He snorted in disbelief. “Think about it — I’m cleared to handle nuclear warheads. Any day of the week, I can make a few phone calls, get all the approvals, sign a form, and take five megatons from Omega Mountain back to the DAF. I’ve been in the weapons industry my entire professional career… but no one gives me more than a blank stare when I try to find out what’s up here.”
He narrowed his eyes, squinting through the rover’s dusty windshield. “That isn’t any weapons manufacturing station. That is no research laboratory. You’ve been in research laboratories yourself. Look at the place!”
“It doesn’t look like Livermore,” Paige admitted, “but that doesn’t mean it’s anything more sinister. It could well be a stockpile storage site. Sure, the U.S. might be hiding some of its nuclear weapons up our sleeves, despite what the treaties say. Maybe this is where they keep their ace in the hole. It wouldn’t surprise me.”

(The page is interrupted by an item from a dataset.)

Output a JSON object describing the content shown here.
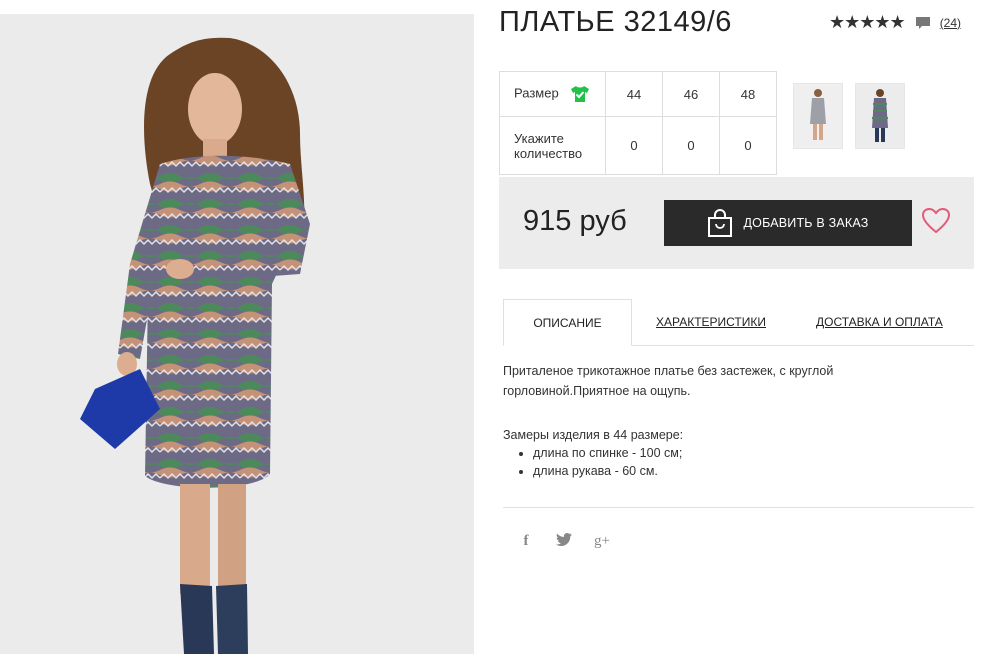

“If that’s the case, then I would know about it,” Mike said, his face flushed. “Believe me, I’m one of the few people they would inform if they’re going to divert items out of the stockpile — and they refuse to tell me squat about Area 51!” He shook his head. “This is something beyond the pale of normal defense activities. This is outside the control of our elected government and the rights we as citizens have given to our representatives.”
Paige saw his bright eyes, his flushed face. “So what do you think it is, then? And why do you need a nuke to get rid of it? Why is it worth contaminating the southwestern United States?”
He answered instantly, as if he’d been desperately waiting for her to ask. “Dreamland is the training ground for an insidious United Nations Strike Force, whose mission is to absorb the government of the United States into a sanitized and compromised worldwide political organization. I’ve seen the planes without markings, the troops. Their efforts are already underway in Third World countries — the UN Peacekeeping Force is just a front.” He made a raspberry sound. “Peacekeeping! ‘Culture destroying,’ more like.
“Other countries can fight their own struggles for freedom. America had to. We have our freedom because we earned it. Nobody just handed it to us for free. It was part of our growing pains, but it was also a learning process.
“During the Cold War we achieved a level of maturity to handle the responsibility of nuclear weapons. But do you think other countries, the North Koreans and Bosnians, the Irans or Iraqs, are mature enough to handle that terrible responsibility? I don’t believe it for a minute.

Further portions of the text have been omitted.